Comment 18 Erik Zscheile 2017-12-10 18:12:40 UTC
glusterfs version 3.13.0 from the tree works.
Comment 19 James Le Cuirot 2018-01-25 22:54:16 UTC
It looks like this will get fixed properly in the next release.
Comment 20 manwe 2018-02-28 21:50:02 UTC
I have to put my 5 cents against +libtirpc USE flag that enables --with-ipv6-default. It should be named ipv6 or (ipv6-default that depends on ipv6). My system has ipv4 only (no support in kernel for v6, USE="-ipv6" in make.conf). Today I've upgraded gluster from 3.12.x to 3.13.0 and it stopped working with: [2018-02-28 21:29:05.628887] E [name.c:267:af_inet_client_get_remote_sockaddr] 0-management: DNS resolution failed on host [...host1...] [2018-02-28 21:29:05.629014] E [name.c:267:af_inet_client_get_remote_sockaddr] 0-management: DNS resolution failed on host [...host2...] [2018-02-28 21:29:08.629373] E [name.c:267:af_inet_client_get_remote_sockaddr] 0-management: DNS resolution failed on host [...host1...] [2018-02-28 21:29:08.629516] E [name.c:267:af_inet_client_get_remote_sockaddr] 0-management: DNS resolution failed on host [...host2...] [2018-02-28 21:29:11.629874] E [name.c:267:af_inet_client_get_remote_sockaddr] 0-management: DNS resolution failed on host [...host1...] [2018-02-28 21:29:11.630020] E [name.c:267:af_inet_client_get_remote_sockaddr] 0-management: DNS resolution failed on host [...host2...] [2018-02-28 21:29:14.630366] E [name.c:267:af_inet_client_get_remote_sockaddr] 0-management: DNS resolution failed on host [...host1...] [2018-02-28 21:29:14.630514] E [name.c:267:af_inet_client_get_remote_sockaddr] 0-management: DNS resolution failed on host [...host2...] and so on... glusterd didn't start glusterfs and glusterfsd processes. After emerge without libtirpc everything is fine.

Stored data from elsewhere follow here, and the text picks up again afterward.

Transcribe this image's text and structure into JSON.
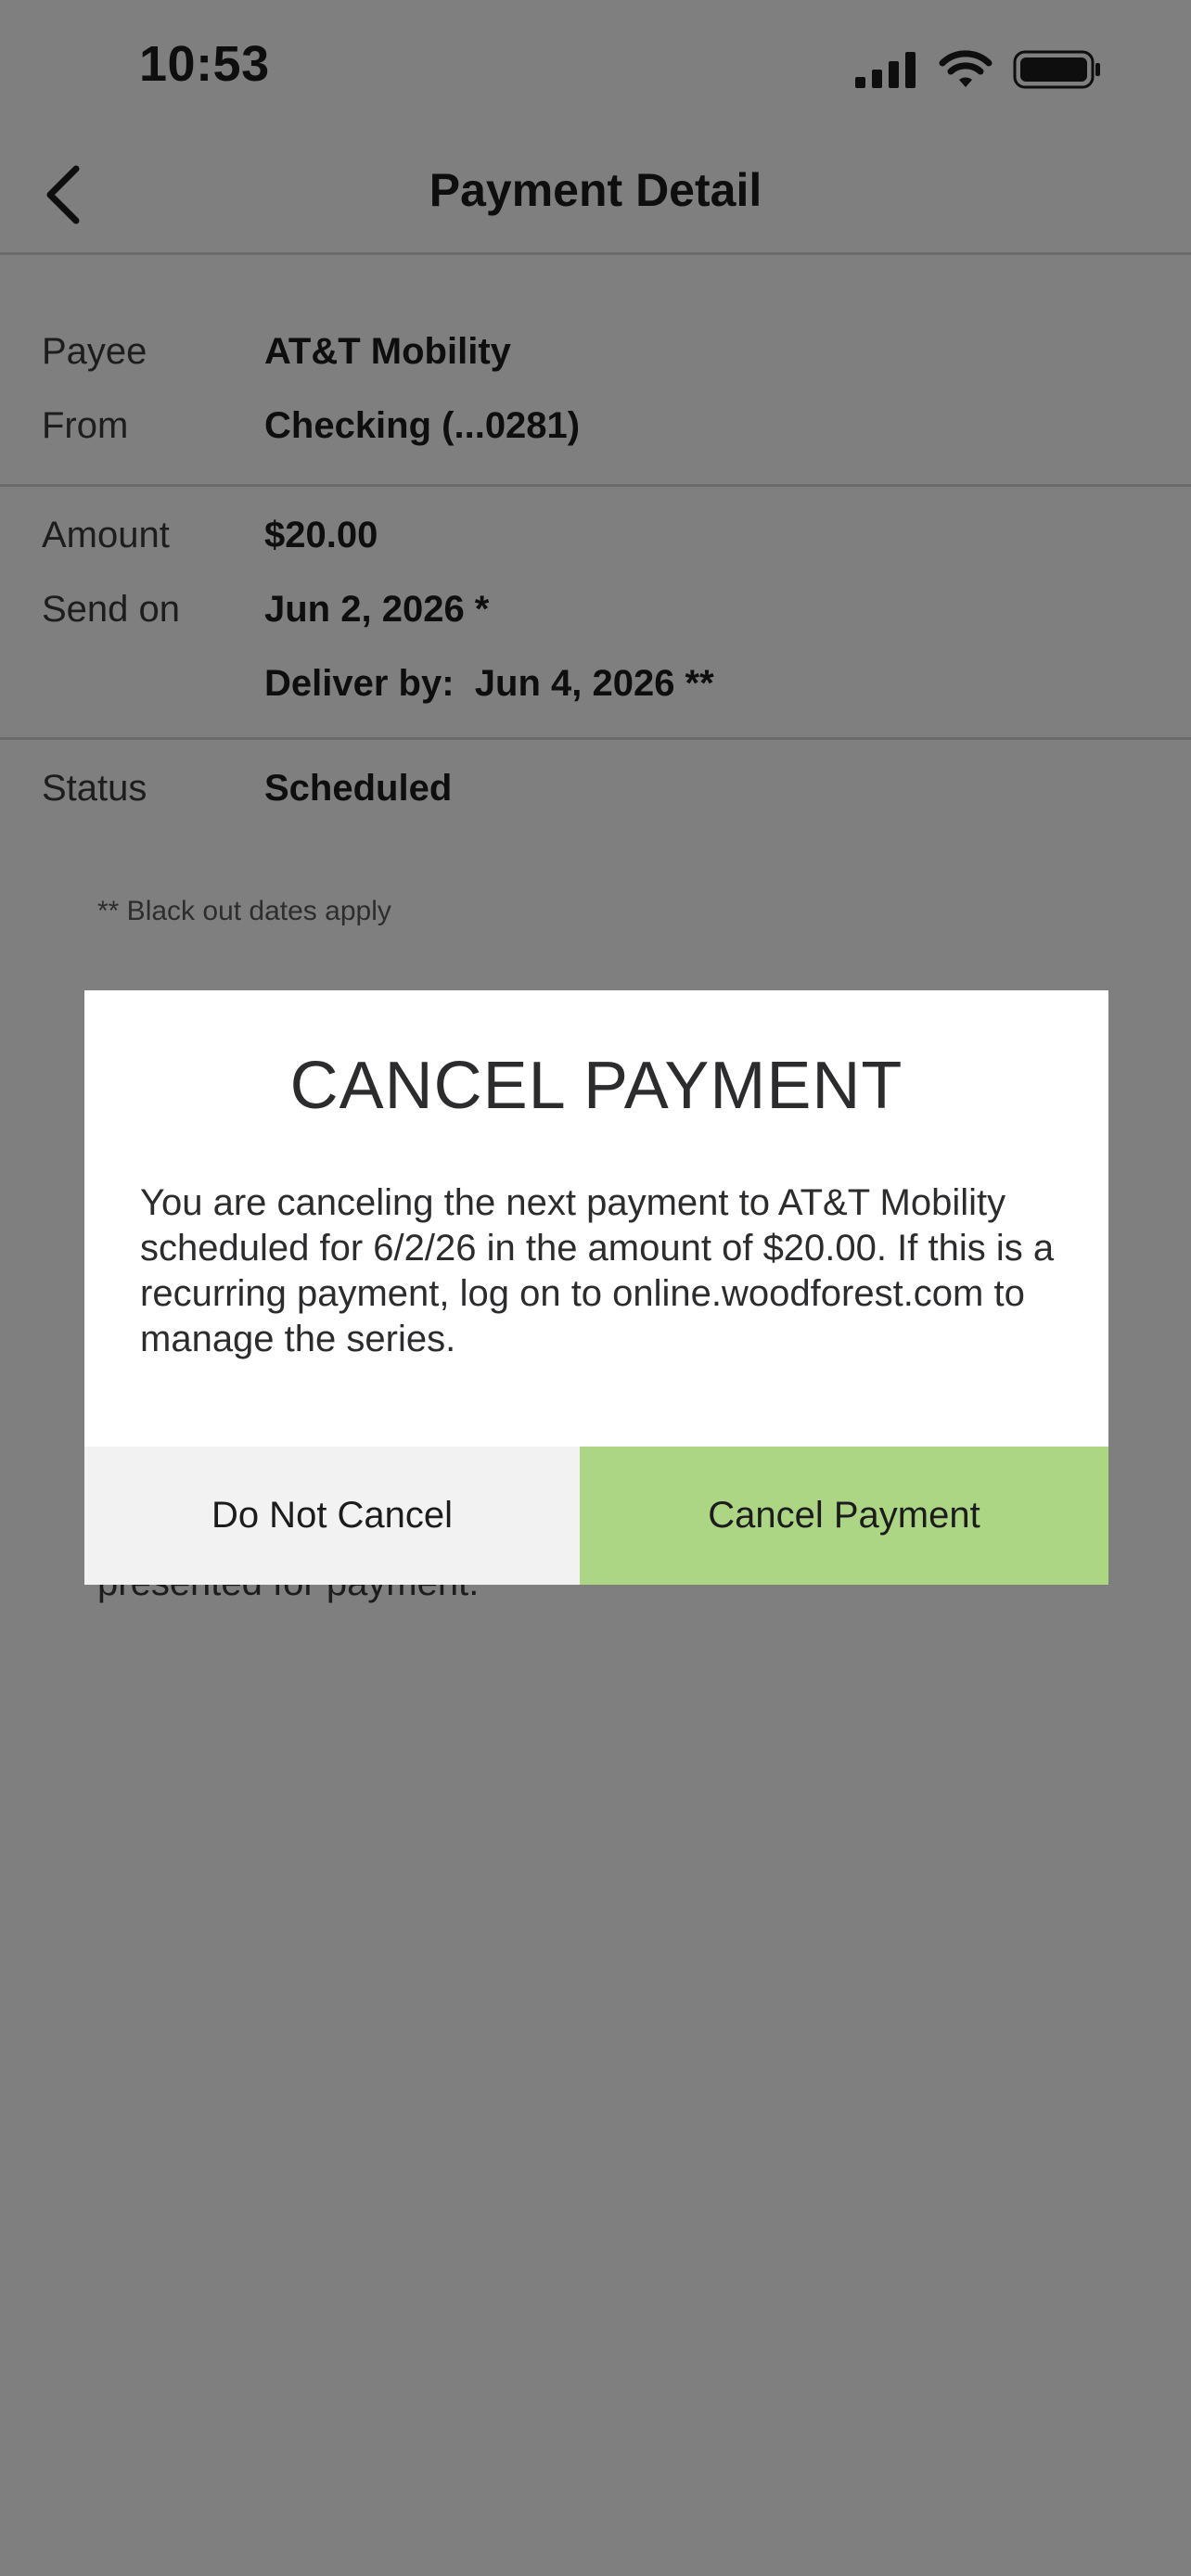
{
  "status_bar": {
    "time": "10:53"
  },
  "header": {
    "title": "Payment Detail"
  },
  "details": {
    "payee_label": "Payee",
    "payee_value": "AT&T Mobility",
    "from_label": "From",
    "from_value": "Checking (...0281)",
    "amount_label": "Amount",
    "amount_value": "$20.00",
    "send_on_label": "Send on",
    "send_on_value": "Jun 2, 2026 *",
    "deliver_by": "Deliver by:  Jun 4, 2026 **",
    "status_label": "Status",
    "status_value": "Scheduled"
  },
  "footnotes": {
    "blackout": "** Black out dates apply",
    "partial": "presented for payment."
  },
  "modal": {
    "title": "CANCEL PAYMENT",
    "message": "You are canceling the next payment to AT&T Mobility scheduled for 6/2/26 in the amount of $20.00. If this is a recurring payment, log on to online.woodforest.com to manage the series.",
    "do_not_cancel_label": "Do Not Cancel",
    "cancel_payment_label": "Cancel Payment"
  },
  "colors": {
    "accent": "#acd584",
    "secondary_button": "#f1f2f1",
    "overlay": "rgba(0,0,0,0.5)"
  },
  "icons": {
    "back": "chevron-left-icon",
    "signal": "cellular-signal-icon",
    "wifi": "wifi-icon",
    "battery": "battery-icon"
  }
}
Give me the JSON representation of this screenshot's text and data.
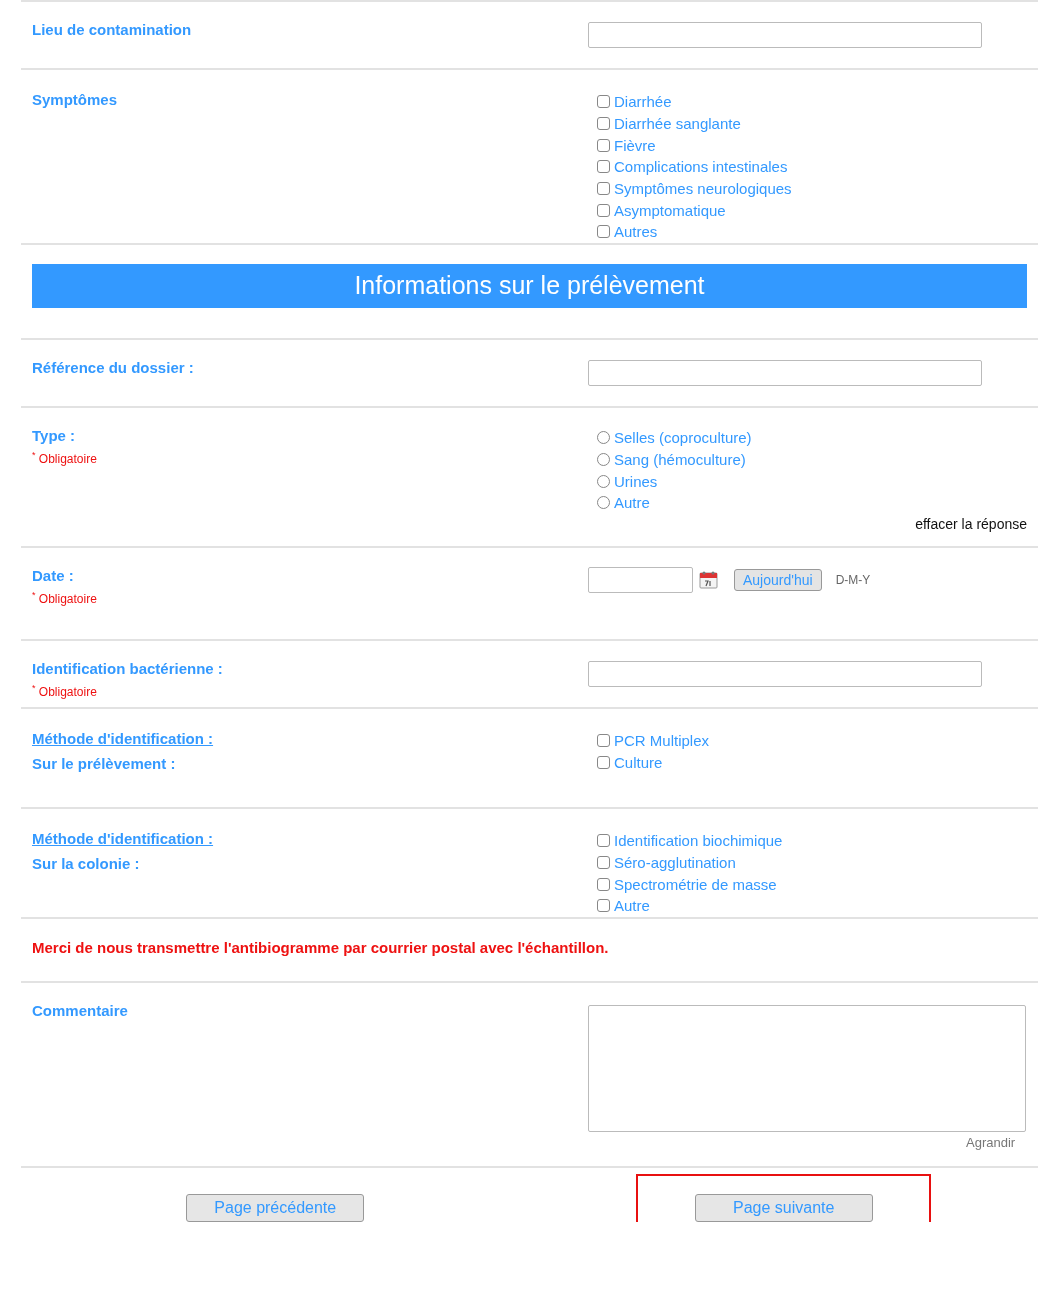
{
  "rows": [
    {
      "kind": "text",
      "label": "Lieu de contamination"
    },
    {
      "kind": "checkboxes",
      "label": "Symptômes",
      "options": [
        {
          "label": "Diarrhée",
          "checked": false
        },
        {
          "label": "Diarrhée sanglante",
          "checked": false
        },
        {
          "label": "Fièvre",
          "checked": false
        },
        {
          "label": "Complications intestinales",
          "checked": false
        },
        {
          "label": "Symptômes neurologiques",
          "checked": false
        },
        {
          "label": "Asymptomatique",
          "checked": false
        },
        {
          "label": "Autres",
          "checked": false
        }
      ]
    },
    {
      "kind": "header",
      "title": "Informations sur le prélèvement"
    },
    {
      "kind": "text",
      "label": "Référence du dossier :"
    },
    {
      "kind": "radios",
      "label": "Type :",
      "required": "$^{*}$ Obligatoire",
      "clear": "effacer la réponse",
      "options": [
        {
          "label": "Selles (coproculture)",
          "selected": false
        },
        {
          "label": "Sang (hémoculture)",
          "selected": false
        },
        {
          "label": "Urines",
          "selected": false
        },
        {
          "label": "Autre",
          "selected": false
        }
      ]
    },
    {
      "kind": "date",
      "label": "Date :",
      "required": "$^{*}$ Obligatoire",
      "today": "Aujourd'hui",
      "format": "D-M-Y"
    },
    {
      "kind": "text",
      "label": "Identification bactérienne :",
      "required": "$^{*}$ Obligatoire"
    },
    {
      "kind": "checkboxes",
      "link": "Méthode d'identification :",
      "label": "Sur le prélèvement :",
      "options": [
        {
          "label": "PCR Multiplex",
          "checked": false
        },
        {
          "label": "Culture",
          "checked": false
        }
      ]
    },
    {
      "kind": "checkboxes",
      "link": "Méthode d'identification :",
      "label": "Sur la colonie :",
      "options": [
        {
          "label": "Identification biochimique",
          "checked": false
        },
        {
          "label": "Séro-agglutination",
          "checked": false
        },
        {
          "label": "Spectrométrie de masse",
          "checked": false
        },
        {
          "label": "Autre",
          "checked": false
        }
      ]
    },
    {
      "kind": "notice",
      "text": "Merci de nous transmettre l'antibiogramme par courrier postal avec l'échantillon."
    },
    {
      "kind": "textarea",
      "label": "Commentaire",
      "resize": "Agrandir"
    },
    {
      "kind": "nav",
      "buttons": [
        {
          "label": "Page précédente",
          "highlighted": false
        },
        {
          "label": "Page suivante",
          "highlighted": true
        }
      ]
    }
  ]
}
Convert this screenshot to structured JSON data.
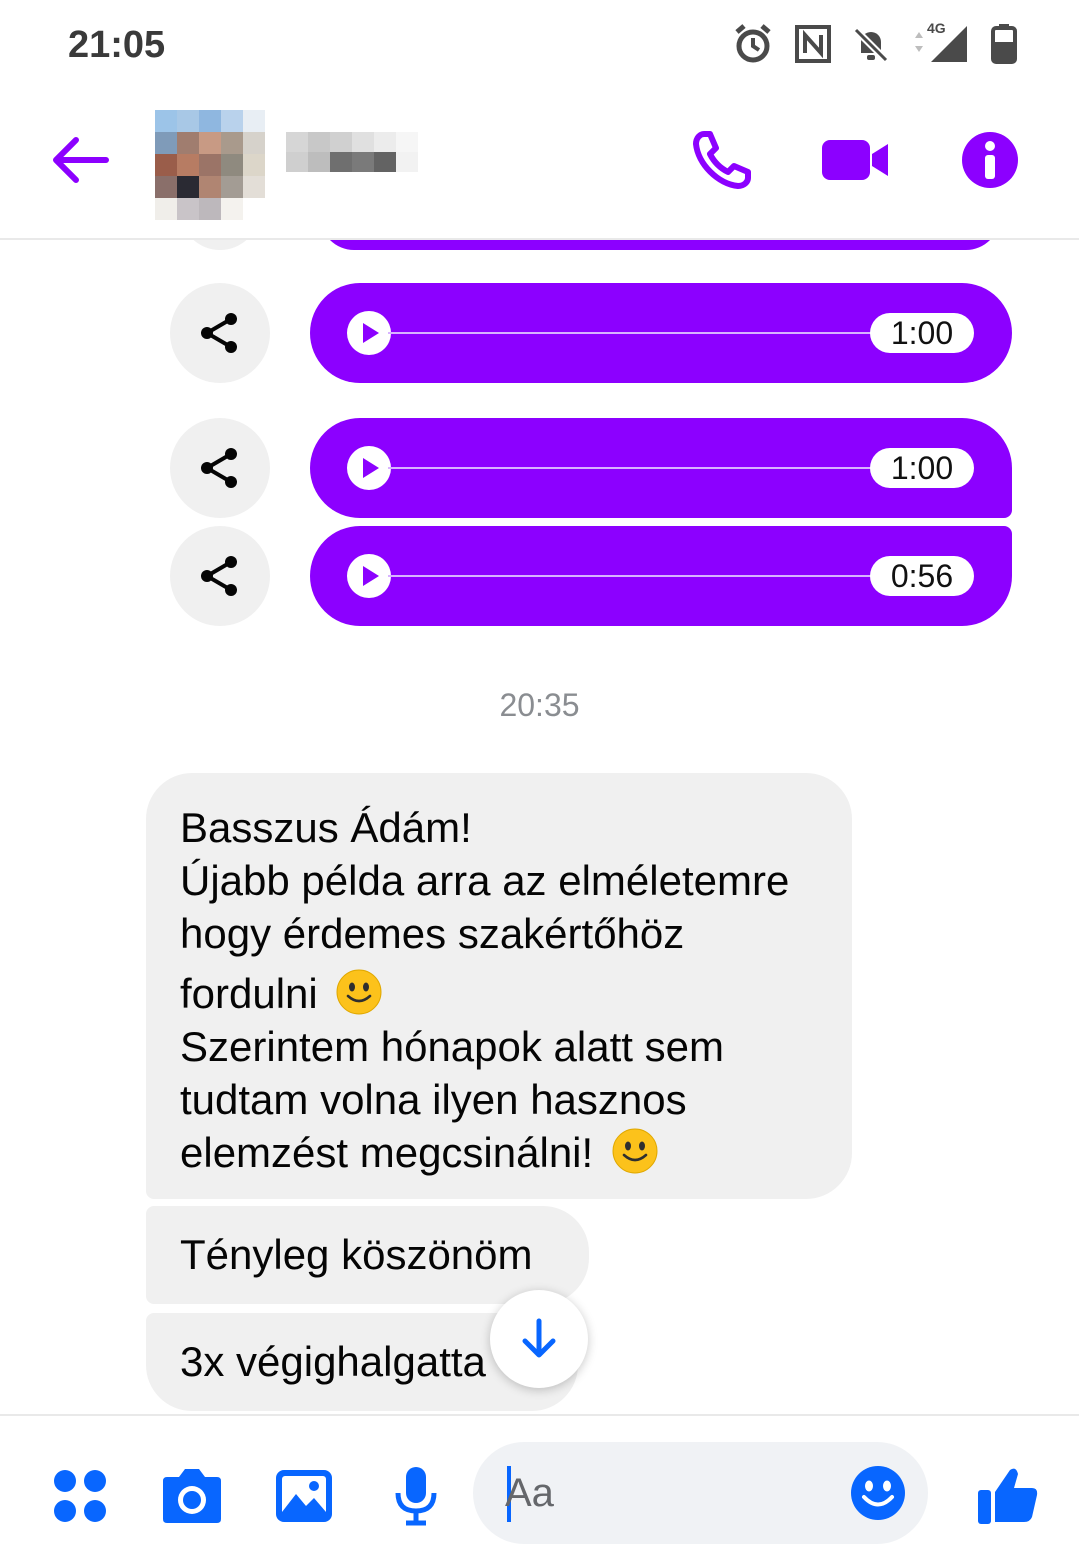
{
  "status_bar": {
    "time": "21:05",
    "network_label": "4G"
  },
  "header": {
    "back_icon": "arrow-left-icon",
    "call_icon": "phone-icon",
    "video_icon": "video-camera-icon",
    "info_icon": "info-icon"
  },
  "colors": {
    "accent": "#8c00ff",
    "messenger_blue": "#0866ff",
    "bubble_gray": "#f0f0f0"
  },
  "audio_messages": [
    {
      "duration": "1:00"
    },
    {
      "duration": "1:00"
    },
    {
      "duration": "0:56"
    }
  ],
  "timestamp": "20:35",
  "messages": {
    "msg1_lines": [
      "Basszus Ádám!",
      "Újabb példa arra az elméletemre",
      "hogy érdemes szakértőhöz",
      "fordulni",
      "Szerintem hónapok alatt sem",
      "tudtam volna ilyen hasznos",
      "elemzést megcsinálni!"
    ],
    "msg2": "Tényleg köszönöm",
    "msg3": "3x végighalgatta"
  },
  "composer": {
    "placeholder": "Aa"
  }
}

Comment 21 James Le Cuirot 2018-02-28 22:01:56 UTC
(In reply to manwe from comment #20) > I have to put my 5 cents against +libtirpc USE flag that enables > --with-ipv6-default. It should be named ipv6 or (ipv6-default that depends > on ipv6). > > My system has ipv4 only (no support in kernel for v6, USE="-ipv6" in > make.conf). Today I've upgraded gluster from 3.12.x to 3.13.0 and it stopped > working with: > > and so on... glusterd didn't start glusterfs and glusterfsd processes. After > emerge without libtirpc everything is fine. Fair enough but at the same time, that would crash horribly with systems that do enable IPv6. I could try and patch things further but the real fix is just around the corner so let's just sit tight for now. They release often so I expect the next one soon.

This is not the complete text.